Top Image via Robert Jackson Bennett's blog

In Bennett's standalone novel, Mona Bright is an ex-cop who learns that her long dead mother has left her a house in Wink, New Mexico. Wink isn’t on any map, but Mona pieces together some geographical information and the name Coburn Laboratory to find the place. And it turns out her mother, Laura Alvarez, has left more than a house: She was a quantum physicist at the lab, one of the top in her field. This does not mesh with Mona’s memories of her fragile, disturbed mother, from before she killed herself.


But this mystery, Who was Laura Alvarez?, pales at the strangeness of Wink. A desert town with perfectly manicured lawns, out-of-date television programming, and 1950s mores. The women wear aprons, there’s a town hall basement filled with taxidermied deer heads, and a monument to a lightning strike that scarred the town. But Mona has been looking for a home, a place to start over, and she initially finds the place charming. The fact that no one remembers her mother, or at least everyone says they don’t, is the strangest thing she finds in her first few days in Wink. But Wink, with its impossible mirrors and bizarre tea cupboards, soon reveals that it is stranger than Mona could have imagined.

Mona’s a strong character, whose search for her mother drives the story. Bennett captures Mona’s griefs and various strengths, in a believable way. In fact, most of his female characters are well written. Gracie Zuela is a teenager who's more wrapped up in the strangeness of Wink than most. She combines resignation and yearning in the manner of many small-town teenagers, but the causes are different. Even characters we barely meet for a scene or two stand out. The stories of trapped housewife Margaret Baugh, or Megan Twohey, a little girl with a secret friend in the woods, capture a feeling of circumscribed lives and unspoken rules.

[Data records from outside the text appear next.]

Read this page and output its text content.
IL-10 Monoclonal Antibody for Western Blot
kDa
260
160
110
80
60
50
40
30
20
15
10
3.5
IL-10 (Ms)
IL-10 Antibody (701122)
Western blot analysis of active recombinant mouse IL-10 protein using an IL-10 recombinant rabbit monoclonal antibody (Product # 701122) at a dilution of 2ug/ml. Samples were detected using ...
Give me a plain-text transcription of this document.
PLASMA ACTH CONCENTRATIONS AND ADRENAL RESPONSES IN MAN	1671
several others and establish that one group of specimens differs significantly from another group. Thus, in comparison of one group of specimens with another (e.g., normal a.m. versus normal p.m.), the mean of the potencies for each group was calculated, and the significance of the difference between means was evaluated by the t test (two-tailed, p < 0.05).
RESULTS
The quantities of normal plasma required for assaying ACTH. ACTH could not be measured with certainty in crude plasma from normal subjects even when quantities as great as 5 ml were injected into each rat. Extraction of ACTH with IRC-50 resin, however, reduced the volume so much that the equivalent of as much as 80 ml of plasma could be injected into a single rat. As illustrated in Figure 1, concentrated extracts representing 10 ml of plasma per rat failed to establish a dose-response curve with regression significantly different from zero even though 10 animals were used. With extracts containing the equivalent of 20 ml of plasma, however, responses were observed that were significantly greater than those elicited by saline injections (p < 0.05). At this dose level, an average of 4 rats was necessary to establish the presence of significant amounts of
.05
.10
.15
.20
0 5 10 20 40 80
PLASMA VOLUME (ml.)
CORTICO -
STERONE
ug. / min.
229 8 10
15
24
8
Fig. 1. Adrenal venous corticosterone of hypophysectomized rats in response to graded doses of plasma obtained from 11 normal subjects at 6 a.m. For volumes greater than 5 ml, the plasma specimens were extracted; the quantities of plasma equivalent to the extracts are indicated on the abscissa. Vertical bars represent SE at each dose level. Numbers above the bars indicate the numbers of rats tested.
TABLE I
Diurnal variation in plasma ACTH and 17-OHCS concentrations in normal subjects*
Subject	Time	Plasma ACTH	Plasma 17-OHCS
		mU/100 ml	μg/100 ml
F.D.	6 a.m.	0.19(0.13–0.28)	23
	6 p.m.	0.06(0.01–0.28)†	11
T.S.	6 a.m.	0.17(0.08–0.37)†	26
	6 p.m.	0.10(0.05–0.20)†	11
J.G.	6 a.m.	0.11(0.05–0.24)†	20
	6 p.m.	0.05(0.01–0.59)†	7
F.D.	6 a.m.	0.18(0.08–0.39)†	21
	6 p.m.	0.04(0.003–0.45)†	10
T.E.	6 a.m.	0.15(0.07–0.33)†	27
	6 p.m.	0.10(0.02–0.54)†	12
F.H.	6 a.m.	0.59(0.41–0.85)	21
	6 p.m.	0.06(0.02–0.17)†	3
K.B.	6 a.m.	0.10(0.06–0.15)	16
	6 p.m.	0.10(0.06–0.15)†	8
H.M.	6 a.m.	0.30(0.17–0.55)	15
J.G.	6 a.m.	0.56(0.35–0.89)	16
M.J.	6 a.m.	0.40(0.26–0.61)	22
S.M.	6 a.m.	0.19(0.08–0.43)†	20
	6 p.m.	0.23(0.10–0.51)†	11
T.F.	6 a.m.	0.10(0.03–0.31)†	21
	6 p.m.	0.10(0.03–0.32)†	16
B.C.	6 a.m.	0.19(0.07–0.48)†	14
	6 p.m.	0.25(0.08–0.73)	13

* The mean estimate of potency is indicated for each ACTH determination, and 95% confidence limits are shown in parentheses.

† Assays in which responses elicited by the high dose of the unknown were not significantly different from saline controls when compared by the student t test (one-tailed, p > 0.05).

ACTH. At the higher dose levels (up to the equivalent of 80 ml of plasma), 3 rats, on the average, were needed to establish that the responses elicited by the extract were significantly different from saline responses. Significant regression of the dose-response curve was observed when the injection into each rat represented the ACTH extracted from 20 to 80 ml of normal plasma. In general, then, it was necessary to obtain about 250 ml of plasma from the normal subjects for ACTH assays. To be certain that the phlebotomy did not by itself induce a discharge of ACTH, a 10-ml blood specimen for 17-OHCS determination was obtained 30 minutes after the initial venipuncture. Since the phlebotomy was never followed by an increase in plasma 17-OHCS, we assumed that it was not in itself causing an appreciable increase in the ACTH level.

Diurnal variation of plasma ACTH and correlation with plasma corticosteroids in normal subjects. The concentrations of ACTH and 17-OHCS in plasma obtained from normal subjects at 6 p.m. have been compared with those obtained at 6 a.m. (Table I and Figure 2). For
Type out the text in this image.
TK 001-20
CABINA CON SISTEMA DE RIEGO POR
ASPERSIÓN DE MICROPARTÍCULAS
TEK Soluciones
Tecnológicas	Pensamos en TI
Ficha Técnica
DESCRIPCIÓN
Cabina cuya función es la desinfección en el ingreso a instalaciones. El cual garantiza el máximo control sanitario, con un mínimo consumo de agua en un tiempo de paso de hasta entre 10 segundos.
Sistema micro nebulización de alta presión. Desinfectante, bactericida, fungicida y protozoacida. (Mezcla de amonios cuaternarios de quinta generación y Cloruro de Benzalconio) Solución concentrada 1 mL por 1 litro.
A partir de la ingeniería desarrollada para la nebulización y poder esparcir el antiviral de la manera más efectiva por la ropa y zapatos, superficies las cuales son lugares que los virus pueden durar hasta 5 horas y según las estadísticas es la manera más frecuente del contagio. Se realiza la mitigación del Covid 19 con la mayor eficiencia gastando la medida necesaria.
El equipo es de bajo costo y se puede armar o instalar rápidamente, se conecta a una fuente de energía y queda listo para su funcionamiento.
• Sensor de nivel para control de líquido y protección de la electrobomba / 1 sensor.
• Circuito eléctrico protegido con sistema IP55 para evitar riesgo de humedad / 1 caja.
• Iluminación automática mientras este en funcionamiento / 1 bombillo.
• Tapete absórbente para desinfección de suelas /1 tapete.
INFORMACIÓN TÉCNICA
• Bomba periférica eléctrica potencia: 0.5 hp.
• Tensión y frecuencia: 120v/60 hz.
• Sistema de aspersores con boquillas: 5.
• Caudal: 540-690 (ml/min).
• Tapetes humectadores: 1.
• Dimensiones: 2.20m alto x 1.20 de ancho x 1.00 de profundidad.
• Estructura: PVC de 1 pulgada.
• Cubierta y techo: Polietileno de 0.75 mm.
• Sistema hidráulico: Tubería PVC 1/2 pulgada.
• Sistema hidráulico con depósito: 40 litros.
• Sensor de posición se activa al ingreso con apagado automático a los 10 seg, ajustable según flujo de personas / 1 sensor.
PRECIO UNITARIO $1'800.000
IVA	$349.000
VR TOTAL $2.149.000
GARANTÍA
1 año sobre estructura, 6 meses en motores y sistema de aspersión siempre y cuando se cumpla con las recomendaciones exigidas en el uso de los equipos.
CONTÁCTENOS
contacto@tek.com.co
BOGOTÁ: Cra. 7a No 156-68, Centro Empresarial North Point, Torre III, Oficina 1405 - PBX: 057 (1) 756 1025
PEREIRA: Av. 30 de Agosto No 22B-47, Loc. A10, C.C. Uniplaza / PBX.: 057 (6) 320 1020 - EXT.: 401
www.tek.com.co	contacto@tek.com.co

The book is science fiction, but has at least a splash of horror, unsurprising for a novel by a Shirley Jackson Award winner. Horror is a deeply subjective genre – second only to erotica – and I’m not particularly put out by tentacular grotesques or things that go chitter in the night. Or rabbits. Those who find their nightmares haunted by the chitinous or oozing, may find the horror more pronounced. But in any case, these things are pressed up against more suburban horrors: the desperate need to keep up appearances, a stifling marriage, parents who sacrifice their children for the protection of a powerful patron. It’s the combination of the two, the mundane and the Lovecraftian that give the book an unease that seems to radiate from the pages.

American Elsewhere isn’t just a walk through the shadow of the valley of the uncanny. There are action scenes where Barrett lovingly describes both the guns and the tactics. There is a scene near the middle of the book in which someone explains the history of Wink to Mona that is so wildly absurd, charming and surprising that it alone makes me want to read more of Bennett’s books. Some will find the conceit silly, but there’s humor in the book and Bennett’s willing to play with it when others would not.


The book is occasionally slow, mostly due to the fact that the reader and Mona are on different timelines of discovering what’s wrong with Wink. Waiting for her to catch up sometimes allows the reader to drop in on more characters, but sometimes it’s just waiting. The end was far more explosive and cinematic – though just as heartrending – than I expected from the beginning of the book, but the fates of several characters were left hanging. And not in an open way, more in a "we forgot about them" way. I also would have liked more of the story of Laura Alvarez. It’s hard enough to be a research scientist at her level, but to be female and Latina and wildly successful in the early 1980s suggests a story I’d like more of.


Overall, Bennett has created a strange world, populated with fascinating characters. The universality of feeling, of loss and love even when twisted through time or unfathomable minds, stands out more than the horror, though more readers will probably pick it up for the tentacles. Which are pretty good too.